Они распались, рассыпались. Это случилось, я думаю, везде. У человека позднесоветского времени была своя маленькая родина: круг друзей, даже не обязательно культурный круг, но круг друзей, который заменял семью. Друзья были важнее, чем родные, потому что это был твой свободный выбор, ты выбирал себе единомышленников. А в семье часто не бывало никакого единомыслия. И все это, все наши дружбы стали распадаться – по разным причинам. Я, кстати, еще не сказала о своем «третьем круге». Первый круг – это литературный, второй – это наша гуманитарная культура, третий – это православная церковь. Это тоже особая среда, в которой, мне кажется, люди и первого, и второго моих кругов бывали очень редко. По большей части они не пересекались. За некоторыми исключениями, например в лице Аверинцева. Он был верующим, церковным человеком. Не человеком каких-то «духовных поисков», как можно сказать о многих участниках «второй культуры», или «’’бедной’’ религии», которую описал человек нашего поколения Михаил Эпштейн, а просто канонически верующим церковным человеком. И при этом великим ученым с мировым именем. После его смерти Никита Струве сказал о нем: «Это был последний христианский гуманист». Но я бы поспорила с ним: по-моему, он был одним из первых христианских гуманистов, потому что на самом деле их и в русской, и в европейской истории было совсем немного.

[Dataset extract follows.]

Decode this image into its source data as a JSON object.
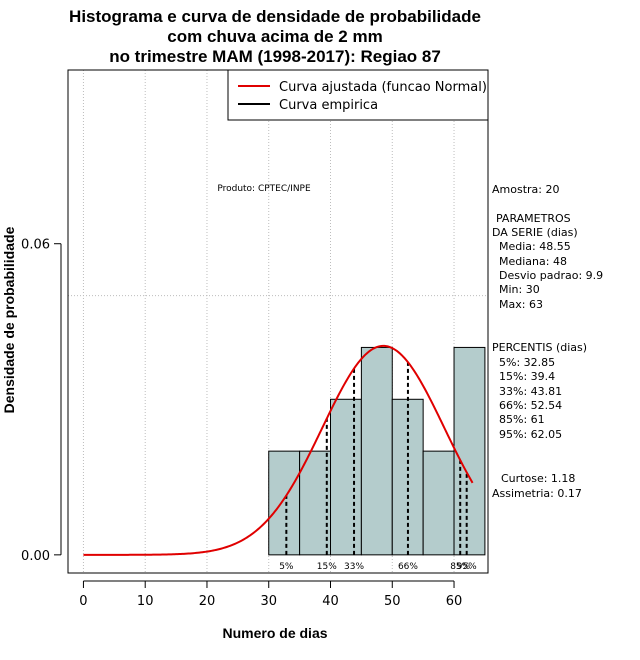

Церковный круг – это тоже было почти потаенное общество: все-таки это были времена гонений. Мягких гонений, не грозящих прямо лагерем или расстрелом, как в иные времена. Были батюшки, вокруг которых формировались кружки новых православных. Все знают о таком круге отца Александра Меня. Но это был не единственный круг. Что же до церкви, до христианства, которое тогда притягивало к себе людей, это было нечто почти противоположное тому, что мы видим сейчас. Церковь была местом других людей – не официальных, не советских, а тех, кто выбрал этот путь и не боится идти по нему. Если становилось известно, что человек посещает богослужения, он чего-то непременно лишался. Гонения были не такие, как в предвоенные или послевоенные времена, когда «за веру» отправляли в лагерь, а то и убивали. Но все же быть полноценным гражданином, занимать какие-то места в университетах, школах и т. п. – и при этом открыто объявлять: «Я исповедую православие» – было абсолютно невозможно. Люди в храмах тоже держались осторожно, друг с другом не слишком знакомились. Одновременно с этим образовывались и, можно сказать, подпольные, и полуподпольные религиозные кружки. Такое уже было наказуемо как «религиозная пропаганда». Там люди вместе осваивали церковную культуру, что было очень непросто, потому что даже Священное Писание было практически невозможно достать. Но обычно находились более эрудированные люди, которые приходили и других просвещали. Я вела дома занятия по церковнославянскому языку. Был и свой церковный «самиздат». Переписывали, например, домашние молитвословы. Перепечатывали богословские труды.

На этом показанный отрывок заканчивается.